Die kulturellen Schemata, die den Blick aus dem Eisenbahnfenster
leiten (sofern der Blick des Passagiers nicht mit der Lektüre von
Romanen oder Reiseführern beschäftigt ist), sind die des Tourismus.
Diese Erkenntnis wäre noch kein Grund zur Aufgabe des ursprünglichen
Projekts gewesen, wenn nicht einerseits kaum Literatur zum Tourismus
unter dieser Perspektive existiert hätte und andererseits in der Beschäftigung
mit dem Tourismus sich die technischen Bedingungen der Wahrnehmung
nicht als so wenig entscheidend herausgestellt hätten. Was im Verlaufe
der Magisterarbeit über den ,,Tourismus als Gegenstand der American
Studies `` hervortrat, war dagegen das Problem, wie man kulturelle
Erfahrung überhaupt zu rekonstruieren habe.
Im Nachhinein erschien der Versuch, die Oberflächlichkeit der Wahrnehmung als neue Qualität an die technische Evolution zu binden, als eine Möglichkeit, in einem ästhetischen Diskurs eine bestimmte fortschrittliche (materialistische) Position zu bestimmen. Die literarischen Ausdrücke, die Schivelbusch zum Beleg der veränderten Wahrnehmung aufführt, gewinnen ihre Relevanz aus der Gegenüberstellung zur diskursiven Ästhetik eines Ruskin, für den ,,Wahrnehmung`` vor allem eine Wertfrage ist. Schivelbusch bezieht Position gegen Ruskin, seine Argumentation erscheint dabei lediglich als Umwertung innerhalb desselben ästhetischen Diskurses. Daß das kein Kampf gegen historische Windmühlen ist, daß also die Forderung des ästhetischen Diskurses nach eine Positionierung auf einer kulturellen Werteskala mit dem 19. Jahrhundert nicht ausgelaufen ist, zeigte sich im Verlauf der Beschäftigung mit dem Tourismus. Denn dieser ist, wie meine Analyse von Boorstins Theorie des Tourismus zeigen sollte, ein gefundenes Objekt für die Abgrenzung eines humanistischen Wertekanons von dessen Gegenüber, den rein ökonomischen Werten und der damit verbundenen Kultur der Masse.

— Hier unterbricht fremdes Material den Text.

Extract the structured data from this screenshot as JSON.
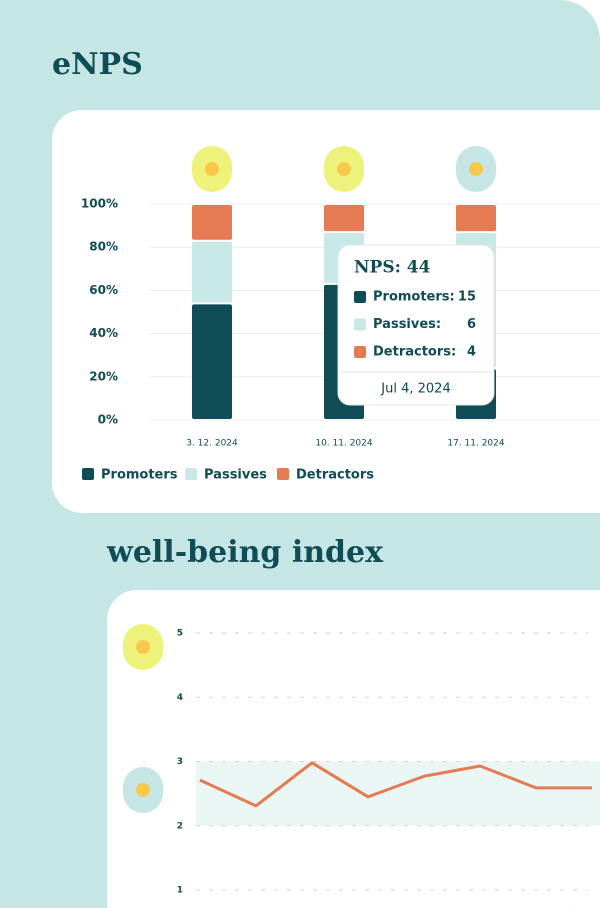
{
  "chart_data": [
    {
      "type": "stacked-bar",
      "title": "eNPS",
      "categories": [
        "3. 12. 2024",
        "10. 11. 2024",
        "17. 11. 2024"
      ],
      "series": [
        {
          "name": "Promoters",
          "color": "#0f4c55",
          "values": [
            54,
            63,
            24
          ]
        },
        {
          "name": "Passives",
          "color": "#c8e8e8",
          "values": [
            29,
            24,
            63
          ]
        },
        {
          "name": "Detractors",
          "color": "#e47b52",
          "values": [
            17,
            13,
            13
          ]
        }
      ],
      "ylim": [
        0,
        100
      ],
      "yticks": [
        {
          "value": 0,
          "label": "0%"
        },
        {
          "value": 20,
          "label": "20%"
        },
        {
          "value": 40,
          "label": "40%"
        },
        {
          "value": 60,
          "label": "60%"
        },
        {
          "value": 80,
          "label": "80%"
        },
        {
          "value": 100,
          "label": "100%"
        }
      ],
      "grid": true,
      "legend": "bottom-left"
    },
    {
      "type": "line",
      "title": "well-being index",
      "categories": [
        null,
        null,
        null,
        null,
        null,
        null,
        null,
        null
      ],
      "values": [
        2.71,
        2.31,
        2.98,
        2.45,
        2.77,
        2.93,
        2.59,
        2.59
      ],
      "color": "#e47b52",
      "ylim": [
        1,
        5
      ],
      "yticks": [
        1,
        2,
        3,
        4,
        5
      ],
      "highlight_range": [
        2,
        3
      ],
      "grid": true
    }
  ],
  "tooltip": {
    "title": "NPS: 44",
    "rows": [
      {
        "label": "Promoters:",
        "value": "15"
      },
      {
        "label": "Passives:",
        "value": "6"
      },
      {
        "label": "Detractors:",
        "value": "4"
      }
    ],
    "date": "Jul 4, 2024"
  }
}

Diese kleine Geschichte des Forschungsgegenstandes sollte nun meinen Zugriff auf den Tourismus in seinen Kontext stellen. Als kulturhistorisches Phänomen entzieht sich der Tourismus den empirischen Bestimmungen, in denen sich die immens umfangreiche wirtschaftswissenschaftliche und soziologische Literatur versucht. Zwar wäre es eine interessante Arbeit, dieser empirischen Literatur den systematischen blinden Fleck in ihrer Schwierigkeit nachzuweisen, wie sie die Motivation des Touristen nicht anders als über platt-psychologische Vorannahmen zu rekonstruieren imstande ist. Der systematische Punkt wäre dabei das Problem ökonomischer Theorien, den Wert der Ware, ihre Attraktivität, mit den empirisch-naturwissenschaftlichen Ansprüchen der Sozial- und Wirtschaftswissenschaften zu vereinbaren. Dieses Problem wird die genannten Wissenschaftszweige noch lange beschäftigen. Darüber hinaus gehen dagegen ,,nicht-empirische`` soziologische Ansätze wie die von Bourdieu, die den Zusammenhang zwischen ,,Kultur`` und ,,Ökonomie`` auf der Grundlage marxistischer und strukturalistischer Paradigmen neu konzeptualisieren.